Confermato: Google compra Songza, integrazioni con Play Music e YouTube

Sarebbe decisamente più sostanziosa dei 15 milioni di dollari suggeriti dal New York Post la somma messa sul piatto da Google per acquistare Songza, il generatore di playlist in streaming adatte a tutte le occasioni che per la compilazione delle scalette punta sull'elemento umano (leggi un team di una cinquantina di esperti) invece che sulle funzioni algoritmiche.

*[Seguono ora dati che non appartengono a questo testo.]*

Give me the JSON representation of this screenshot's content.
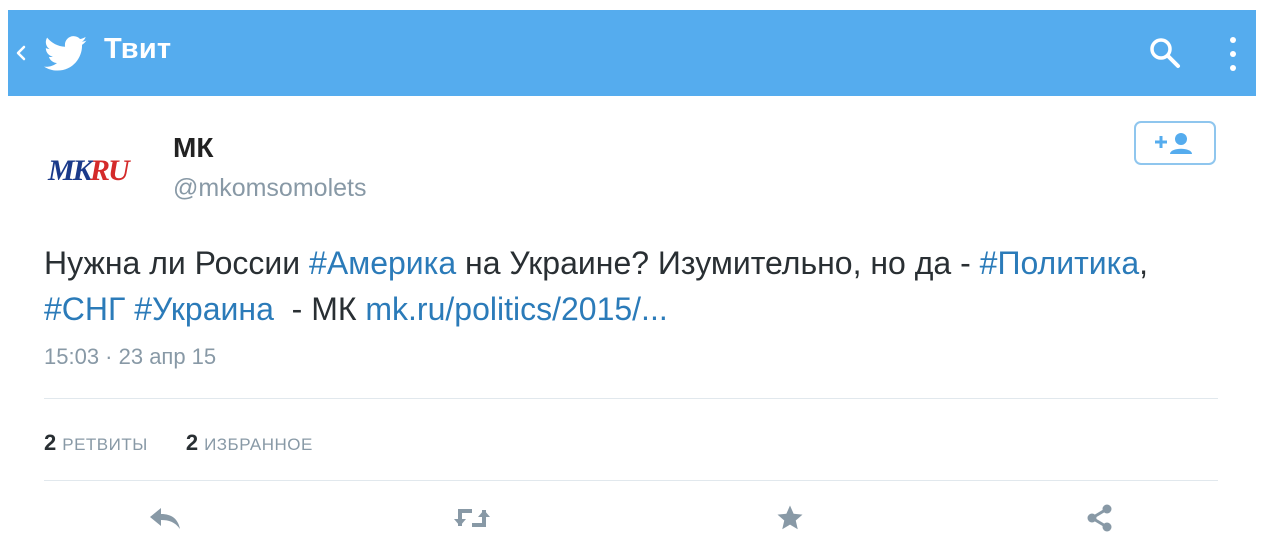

In realtà, anche se la notizia è confermata ufficialmente, l'entità della somma concordata per la transazione resta sconosciuta: è invece certo che la società di Mountain View manterrà almeno per il momento le cose come stanno, conservando l'intero staff di Songza, anche se le sue playlist - confezionate in base all'umore e le attività quotidiane degli utenti, in funzione dei momenti del giorno e anche delle condizioni climatiche - verranno incorporate nel servizio in abbonamento Google Play Music Access così da rafforzarne le funzioni di Web radio (finora generate soprattutto in automatico dagli algoritmi). "Nei prossimi mesi esploreremo i modi in cui trasportare ciò che il pubblico ama di Songza in Google Play Music", ha spiegato la società in un comunicato stampa anticipando che sono previste integrazioni anche con YouTube e altri prodotti di Google. "Non sono pianificati immediati cambiamenti in Songza", conferma una nota diramata dal servizio di "curation" musicale, "se non per renderla più veloce, più intelligente e ancora più facile da usare".

Songza, ricorda Billboard, era nato nel 2008 da un'idea di Aza Rasking (imprenditore e progettista di Mozilla) come motore di ricerca in rete di musica da diffondere in streaming; nel 2010 era stato incorporato come strumento di scoperta musicale all'interno del negozio di MP3 Amie Street, poco dopo venduto ad Amazon. Il colosso e-commerce di Seattle nè uno degli investitori principali assieme al dirigente Google John McAteer, a diverse società di venture capital, all'autore Gary Vaynerchuk, all'ex giocatore di pallacanestro Baron Davis e a Scooter Braun e Troy Carter, rispettivamente manager di Justin Bieber ed ex braccio destro di Lady Gaga.

Pur segnalato dalla federazione dei discografici IFPI come il servizio in abbonamento a più rapida crescita del 2013, Google Play Music All Access - disponibile in 28 Paesi, con un catalogo di 25 milioni di canzoni e la possibilità per gli utenti di archiviare su una "cassaforte digitale" fino a 20 mila canzoni riproducibili su ogni genere di dispositivo - è ancora molto distante, per numero di utenti, da concorrenti come Spotify. Lo scorso autunno Google aveva anche cercato di acquistare 8track, un sito che diffonde playlist generate dagli utenti ma che ha preferito restare indipendente.